マイジョージ、マイクルーニー「マイレージ、マイライフ」

もう20代半ばだと言うのに、社会の社の字も知らないボンクラであるぼくにも、常々心得ているコト、きっと、この考えが変わるときというのは想像もつかない体験をしたときなんだろうな、でも今のところそんな兆しもないし、もしかしたらいつまでも変わらないのかな、そんな風に思っているコトがある。ありふれた考えかもしれないけど「人はそう簡単に変われない」というコトだ。もちろん、だからこそ「変われたとき」に感動はする。するけども、真に迫るものだなと思うのはやっぱり「変われないとき」だ。ここを押さえた映画をぼくはひどく気に入る傾向にあり、去年の『レスラー』なんてズバリそう。

「あれは自分の悪いクセだな」とは思うのになかなか直すことができない。めちゃくちゃ恥ずかしいけど、たとえば飲みの場において。ぼくは酒が回ってくると結構ベラベラしてしまうタチで、特にその場が悩み相談みたいな舞台になってくると、我先にと突撃し、何やらかんやらの受け売り知識をぶちまけては、見かけによらず「まともな意見をくれる」との評価を得ようとする。つまりはついつい上手いコトを言おうとしてしまうのだ。けれど、そのおかげでオイシイ思いをしたことなんて一度もなくって、むしろキチンと相手の目線に立って答えられただろうか?単なる虚栄心でモノを言ってはいないか?そもそも自分だったらその通りにできるのか?などと勝手に考え込んで、そのたびに相手の受け取り方次第だと納得しておいて、結局は自分の自意識過剰っぷりに嫌気が差すという始末。まあ要はぼくってばどうしようもなく面倒くさい人間なんですわ。

マイレージ、マイライフ』はハリウッドのアニキことジョージ・クルーニー演じるリストラ宣告人ライアンが主人公。まずそんな職種があることに驚いたけど、「不況のあおりを受け、年がら年中出張続きの大忙し」という現代を切り取るにしてはあまりにユニークな設定が魅力的。しかし、面白いのは主人公が「冷徹なまでに優雅に仕事をこなす男」ではなくて、そこに気持ち良く身を置くことができないから、出張続きという自分のステータスを利用し「1000万マイルを貯める」ことに徹した、どこか「自分を偽っている男」に見えるところ。

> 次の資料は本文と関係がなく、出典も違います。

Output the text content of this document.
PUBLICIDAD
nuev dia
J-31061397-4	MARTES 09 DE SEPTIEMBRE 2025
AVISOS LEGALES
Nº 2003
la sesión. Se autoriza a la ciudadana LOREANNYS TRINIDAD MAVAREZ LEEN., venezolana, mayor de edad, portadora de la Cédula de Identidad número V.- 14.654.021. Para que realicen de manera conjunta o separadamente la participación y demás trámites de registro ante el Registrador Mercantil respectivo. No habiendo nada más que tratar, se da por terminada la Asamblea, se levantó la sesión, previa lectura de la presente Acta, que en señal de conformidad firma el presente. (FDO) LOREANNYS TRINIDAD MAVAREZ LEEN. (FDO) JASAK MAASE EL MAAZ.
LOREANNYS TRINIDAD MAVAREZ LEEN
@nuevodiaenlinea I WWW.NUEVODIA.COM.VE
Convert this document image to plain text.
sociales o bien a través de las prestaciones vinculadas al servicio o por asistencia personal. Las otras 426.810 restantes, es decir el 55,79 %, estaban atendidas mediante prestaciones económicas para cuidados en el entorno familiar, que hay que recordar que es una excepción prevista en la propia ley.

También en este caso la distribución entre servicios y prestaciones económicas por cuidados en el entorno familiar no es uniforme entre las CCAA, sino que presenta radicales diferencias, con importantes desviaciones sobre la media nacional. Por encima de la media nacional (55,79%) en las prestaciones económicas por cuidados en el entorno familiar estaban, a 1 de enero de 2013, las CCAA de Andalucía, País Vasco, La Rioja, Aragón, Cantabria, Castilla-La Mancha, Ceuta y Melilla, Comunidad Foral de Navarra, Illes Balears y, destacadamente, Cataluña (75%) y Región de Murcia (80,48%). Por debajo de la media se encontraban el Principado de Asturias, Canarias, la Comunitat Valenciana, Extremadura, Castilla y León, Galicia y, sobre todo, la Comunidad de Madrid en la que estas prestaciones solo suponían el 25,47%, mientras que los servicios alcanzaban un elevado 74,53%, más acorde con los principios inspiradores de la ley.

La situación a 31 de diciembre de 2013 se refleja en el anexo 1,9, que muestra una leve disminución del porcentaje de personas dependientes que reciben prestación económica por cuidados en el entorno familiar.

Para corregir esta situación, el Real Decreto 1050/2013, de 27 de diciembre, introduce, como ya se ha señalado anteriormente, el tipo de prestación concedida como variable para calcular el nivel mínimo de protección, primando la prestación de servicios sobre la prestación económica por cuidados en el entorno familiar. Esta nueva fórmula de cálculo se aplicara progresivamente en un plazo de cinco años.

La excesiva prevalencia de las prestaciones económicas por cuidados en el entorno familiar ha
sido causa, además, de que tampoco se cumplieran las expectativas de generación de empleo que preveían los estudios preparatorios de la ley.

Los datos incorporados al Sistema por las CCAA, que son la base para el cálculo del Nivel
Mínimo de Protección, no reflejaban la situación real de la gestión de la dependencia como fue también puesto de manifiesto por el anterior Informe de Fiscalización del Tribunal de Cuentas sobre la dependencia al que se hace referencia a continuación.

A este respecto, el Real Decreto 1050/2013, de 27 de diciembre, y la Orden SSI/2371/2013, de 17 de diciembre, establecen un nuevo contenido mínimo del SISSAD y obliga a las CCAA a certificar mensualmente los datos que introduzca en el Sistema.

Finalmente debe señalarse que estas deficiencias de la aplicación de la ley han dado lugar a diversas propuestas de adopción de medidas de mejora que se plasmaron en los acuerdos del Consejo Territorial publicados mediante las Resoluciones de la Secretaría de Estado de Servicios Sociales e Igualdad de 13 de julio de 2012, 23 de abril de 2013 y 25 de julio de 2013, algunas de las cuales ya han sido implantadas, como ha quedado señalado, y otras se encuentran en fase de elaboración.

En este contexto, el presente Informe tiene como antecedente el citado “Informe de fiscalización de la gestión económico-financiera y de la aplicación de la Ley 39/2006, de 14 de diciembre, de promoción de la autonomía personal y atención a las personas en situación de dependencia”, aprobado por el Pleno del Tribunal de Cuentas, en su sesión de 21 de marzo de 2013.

これはライアンだけでなく、バーで出会う知的で魅惑的なアレックス、学校で教わったコトで頭が凝り固まった新入社員ナタリーら女性陣にも言えることで、もしその姿が本当の姿ならば、アレックスは電話をしないだろうし、ナタリーは恋人を追ったりしないはず。そして、ライアンならマイルの使い方が違うはずだ。わかってはいてもなかなか上手くいかない。自分自身の何かがいつも邪魔をするんだ。そんな声を心に抱えていそうなライアンを軽妙にそして見事に演じたジョージ・クルーニーの姿からは、学ぶ、教わる、というよりは、境遇にこそ文字どおり天と地の差があるけれど、笑っちゃうくらい「共感」を覚えることに。さわやかですてき、とても気持ち良く見れる映画でありました。